Vectorscopes provide powerful post-production color correction assistance. Discover how you can use these tools to adjust luminance, color grading, and more.
Vectorscopes: From analog to digital.
Vectorscopes are important but lesser-known film tools used in video production. This powerful technology ensures that your colors are consistent so each clip can fit the tone of your film.
In television, a broadcast technician has two very important tools to make sure what is shot is what shows up on a viewer’s TV: a vectorscope display and a waveform monitor (or waveform display). A waveform monitor looks at the overall characteristics of the video signal, while a vectorscope allows for technicians to monitor chrominance (color information).
When you use multiple cameras or capture shots from different angles, you want to be sure your artistic vision remains intact.
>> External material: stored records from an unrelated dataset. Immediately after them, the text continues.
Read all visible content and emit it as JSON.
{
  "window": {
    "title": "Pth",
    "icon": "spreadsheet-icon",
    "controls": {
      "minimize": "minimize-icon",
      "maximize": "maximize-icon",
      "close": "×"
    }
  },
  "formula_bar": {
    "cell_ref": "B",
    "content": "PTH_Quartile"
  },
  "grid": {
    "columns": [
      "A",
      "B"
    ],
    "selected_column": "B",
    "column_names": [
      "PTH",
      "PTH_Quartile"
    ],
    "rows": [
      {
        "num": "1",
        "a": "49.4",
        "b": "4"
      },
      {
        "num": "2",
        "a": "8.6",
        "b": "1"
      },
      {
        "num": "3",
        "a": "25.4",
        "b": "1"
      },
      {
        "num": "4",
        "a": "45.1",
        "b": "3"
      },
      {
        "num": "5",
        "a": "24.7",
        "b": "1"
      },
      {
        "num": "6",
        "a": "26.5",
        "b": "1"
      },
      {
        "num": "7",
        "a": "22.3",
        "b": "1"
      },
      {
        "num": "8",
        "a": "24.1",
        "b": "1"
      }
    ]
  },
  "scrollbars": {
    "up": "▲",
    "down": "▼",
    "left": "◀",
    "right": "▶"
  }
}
A vectorscope can help make sure that you have color consistency in the different footage used in your film. And in the digital realm, vectorscopes serve as a powerful tool for doing accurate, consistent, and beautiful color within the film editing process.
Why vectorscopes are important and how to read them.
Using a vectorscope in your editing process will help you improve color correction results in your films and videos.
Key terms to know.
Whether you’re using a vectorscope or another color correction tool during video editing, there are a few important terms to know. First, color correction is the process of altering the colors of an image within a film. Color correction, along with other editing choices, provides consistency and sets the tone for the film.
Color grading is like a supercharged version of color correction. Grading refers to altering a film to match a tone or theme. Most edits will often use a combination of both.
Here are a few more key terms:
- Additive color: A color created by combining the primary colors of red, blue, and green.
- Chroma: Also known as chrominance, this is the color information within a shot.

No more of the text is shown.